Bakhmut, Donetsk Oblast
“I guess the Russians will be here in a week,” 65-year-old Viktor tells me as he sits on a bench chewing sunflower seeds in the empty streets of Bakhmut, eastern Ukraine. “I’ll stay of course — I have nowhere else to go. It’s fucking horrible. There’s no gas, and already my wife and I are preparing paraffin lamps for when the electricity goes. What else can we do?” Once a thriving industrial town centered on its vast salt mine, Bakhmut is now almost deserted as the bloody war in Ukraine’s Donbas region reaches deeper into Ukrainian government-held territory.
Entering Bakhmut, at the end of a long drive passed by military vehicles going towards the front, and ambulances and fuel trucks coming back, a line of black smoke clouds stands out against the blue sky as Ukrainian artillery pounded the Russian tanks approaching the city limits. Elite Russian forces, believed to include the 90th Guards Tank Division and the VDV paratroops who were so badly mauled in the failed encirclement of Kyiv at the beginning of the war, are now only around 5km to the east of Bakhmut, and 9km to the north. Images from social media indicate the Russian army has deployed its new, and rare BMPT “Terminator” vehicles, specifically designed for gruelling urban combat, on the approaches to the city, perhaps indicating preparation for an assault sooner than many observers expect.
Ukraine’s stunning and unexpected string of victories over the Russian invaders in the first phase of the war may have bred a sense of complacency in well-meaning outside observers. A narrative has evolved, particularly among Ukraine’s Western supporters, that the Russian army is a paper tiger, that its soldiers are a rabble of undermotivated conscripts and that its generals are inept. But here in the Donbas region, where the Russians have concentrated their forces behind a creeping, devastating wall of artillery firepower, Russia holds a clear advantage.

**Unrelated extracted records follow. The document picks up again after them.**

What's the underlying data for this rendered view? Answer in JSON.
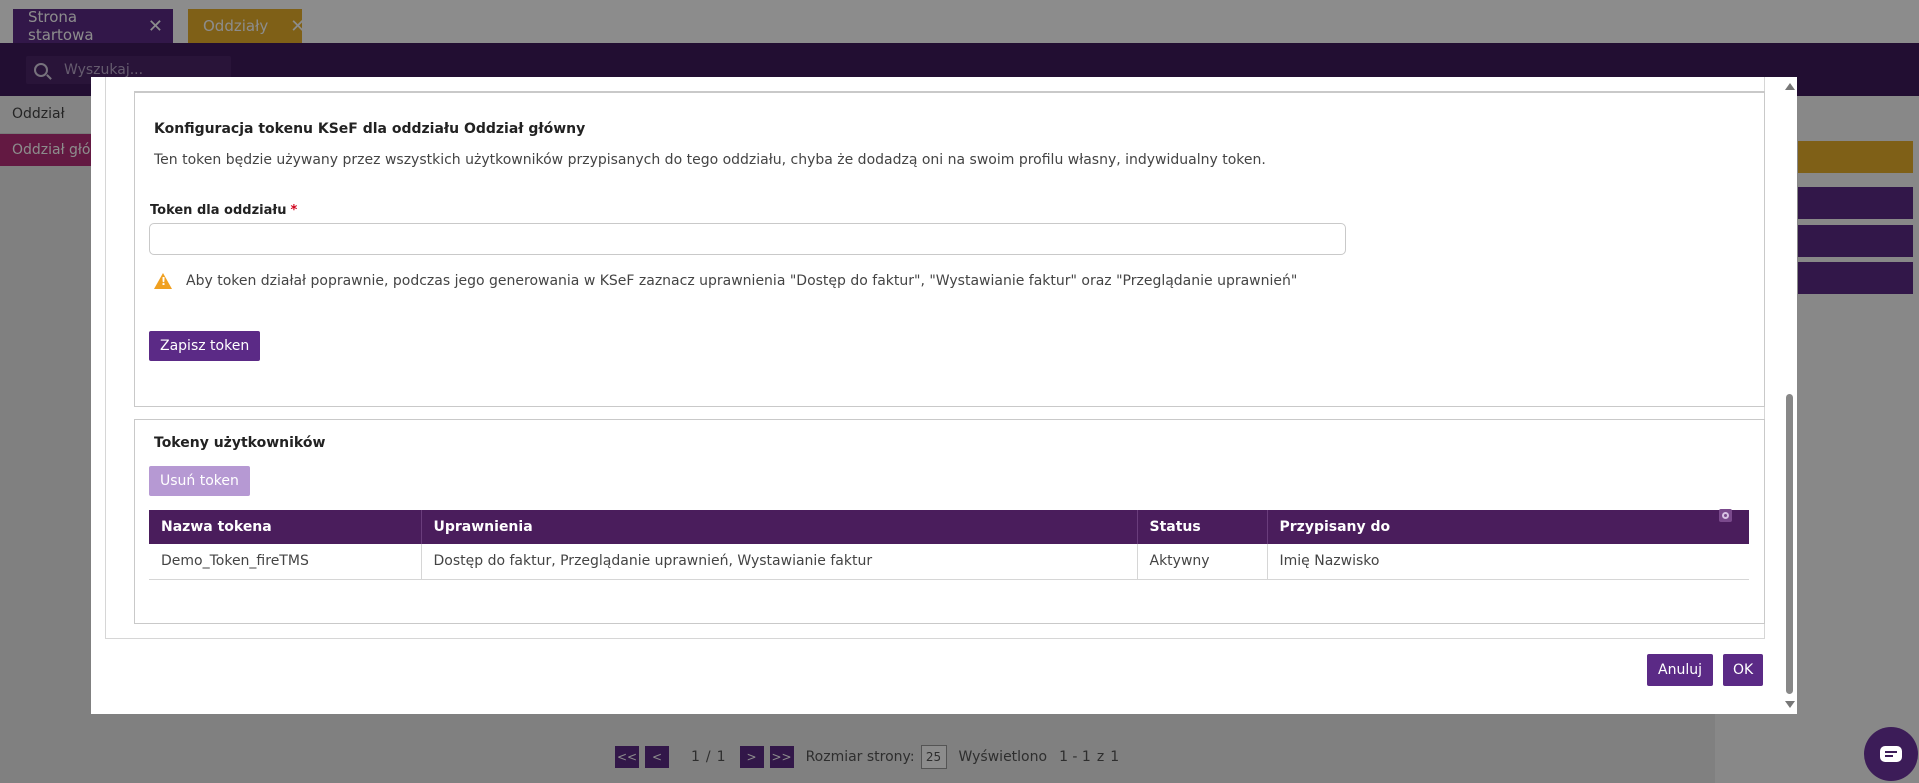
{
  "tabs": [
    {
      "label": "Strona startowa"
    },
    {
      "label": "Oddziały"
    }
  ],
  "search": {
    "placeholder": "Wyszukaj..."
  },
  "subheader": {
    "label": "Oddział"
  },
  "selected_row": {
    "label": "Oddział główny"
  },
  "pager": {
    "first": "<<",
    "prev": "<",
    "page": "1",
    "separator": "/",
    "total_pages": "1",
    "next": ">",
    "last": ">>",
    "page_size_label": "Rozmiar strony:",
    "page_size": "25",
    "shown_label": "Wyświetlono",
    "shown_range": "1 - 1",
    "of_label": "z",
    "total": "1"
  },
  "modal": {
    "token_section": {
      "title": "Konfiguracja tokenu KSeF dla oddziału Oddział główny",
      "description": "Ten token będzie używany przez wszystkich użytkowników przypisanych do tego oddziału, chyba że dodadzą oni na swoim profilu własny, indywidualny token.",
      "field_label": "Token dla oddziału",
      "required_mark": "*",
      "field_value": "",
      "warning": "Aby token działał poprawnie, podczas jego generowania w KSeF zaznacz uprawnienia \"Dostęp do faktur\", \"Wystawianie faktur\" oraz \"Przeglądanie uprawnień\"",
      "save_label": "Zapisz token"
    },
    "users_section": {
      "title": "Tokeny użytkowników",
      "delete_label": "Usuń token",
      "columns": [
        "Nazwa tokena",
        "Uprawnienia",
        "Status",
        "Przypisany do"
      ],
      "rows": [
        [
          "Demo_Token_fireTMS",
          "Dostęp do faktur, Przeglądanie uprawnień, Wystawianie faktur",
          "Aktywny",
          "Imię Nazwisko"
        ]
      ]
    },
    "cancel_label": "Anuluj",
    "ok_label": "OK"
  },
  "colors": {
    "primary": "#5b2a86",
    "table_header": "#4a1d5c",
    "accent_tab": "#e8b02a",
    "selected_row": "#b42f79",
    "warning": "#f0a020"
  }
}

Lightly-equipped and poorly-trained Territorial Defence volunteers have been sent from Ukraine’s western regions to plug the gaps, as the grinding war of attrition by artillery takes its toll on the regular army. Outnumbered by seven to one in some areas, according to Ukraine’s President Zelenskyy, Ukrainian forces are outranged by Russian artillery and outmatched by newly-concentrated Russian armour. Russian language propaganda, rarely transcribed in Western narratives, is exultant: Ukrainians are bracing for the worst.
The Ukrainian government’s official messaging seems to be preparing the country for hard news, with Zelenskyy warning the nation that “the situation in Donbas is extremely difficult” as the Russians push towards Sloviansk and Severodonetsk. Last Thursday, Zelenskyy’s presidential advisor Oleksiy Arestovych warned that Russia is trying to create “a new Mariupol” in the Donbas, adding that “we are in a difficult situation, and it will get worse”, as “there may be encirclements, abandonment of positions, and heavy casualties” because “they have superiority in artillery and aviation… To put it mildly, we’re barely afloat.”
The day before I arrived in the Donbas, Russian troops captured the town of Lyman 20km northeast of Sloviansk, well within artillery range, and are now focusing their fire on the small town of Rayhorodok, the last settlement between Sloviansk and the Russian army. From the north and from the southeast, outside Bakhmut — the Russian pincer already threatening to encircle thousands of the Ukrainian army’s most experienced and best equipped forces is now arching wider to slowly squeeze Sloviansk itself.